The Las Meninas paper is a good exploratory draft. The writer has begun to interpret details and draw possible conclusions from what she sees, rather than just describing the scene depicted on the canvas or responding loosely to it with her unanalyzed impressions. The move from description to analysis and interpretation begins when you select certain details in your evidence as more important than others and explain what they seem to you to suggest. The writer has done both of these things, and so has gotten to the point where she can begin methodically evolving her initial ideas into a perceptive analysis.
What is especially good about the draft is that it reveals the writer’s willingness to push on from her first idea (reading the painting as an endorsement of the divine right of kings, expressed by the light shining on the princess) by seeking out complicating evidence. The process of revising for ideas begins in earnest when you start checking to make sue that the thesis you have formulated accounts for as much of the available evidence as possible and does not avoid evidence that might complicate or contradict it.

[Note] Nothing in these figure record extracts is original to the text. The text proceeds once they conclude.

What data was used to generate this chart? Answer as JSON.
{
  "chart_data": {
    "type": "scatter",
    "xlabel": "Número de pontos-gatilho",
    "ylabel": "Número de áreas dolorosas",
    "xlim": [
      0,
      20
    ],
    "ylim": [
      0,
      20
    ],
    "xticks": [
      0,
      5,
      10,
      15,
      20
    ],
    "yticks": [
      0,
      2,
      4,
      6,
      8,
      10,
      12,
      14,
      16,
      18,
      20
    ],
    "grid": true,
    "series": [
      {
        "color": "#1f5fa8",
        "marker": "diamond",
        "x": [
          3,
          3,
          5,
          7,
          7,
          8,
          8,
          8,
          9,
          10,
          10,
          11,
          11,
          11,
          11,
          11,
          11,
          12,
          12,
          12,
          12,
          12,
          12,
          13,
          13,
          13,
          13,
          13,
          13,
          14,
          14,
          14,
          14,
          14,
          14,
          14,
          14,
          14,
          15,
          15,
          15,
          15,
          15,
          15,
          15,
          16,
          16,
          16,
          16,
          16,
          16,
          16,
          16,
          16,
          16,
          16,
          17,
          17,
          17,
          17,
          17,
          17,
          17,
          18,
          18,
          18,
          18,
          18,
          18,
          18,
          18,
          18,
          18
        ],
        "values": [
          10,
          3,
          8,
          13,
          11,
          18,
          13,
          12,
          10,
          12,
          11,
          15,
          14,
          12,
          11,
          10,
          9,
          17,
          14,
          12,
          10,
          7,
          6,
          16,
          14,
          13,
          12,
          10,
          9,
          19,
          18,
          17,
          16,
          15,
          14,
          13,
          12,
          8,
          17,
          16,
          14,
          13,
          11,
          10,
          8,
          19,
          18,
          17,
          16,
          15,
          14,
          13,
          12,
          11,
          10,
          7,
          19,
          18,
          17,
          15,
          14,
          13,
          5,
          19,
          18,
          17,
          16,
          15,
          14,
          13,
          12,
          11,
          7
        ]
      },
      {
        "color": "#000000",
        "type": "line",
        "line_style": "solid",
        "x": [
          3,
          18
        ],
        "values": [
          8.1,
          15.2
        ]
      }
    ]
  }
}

The writer’s first idea (about divine right), for example, does not account for enough of the evidence and is undermined by evidence that clearly doesn’t fit, such as the small size and decentering of the king and queen, and the large size and foregrounding of the painter himself. Rather than ignoring these troublesome details, the writer instead zooms in on them. She focuses on the painter’s representation of himself and of his employers, the king and queen, as the most significant evidence to be taken into account and analyzed in depth.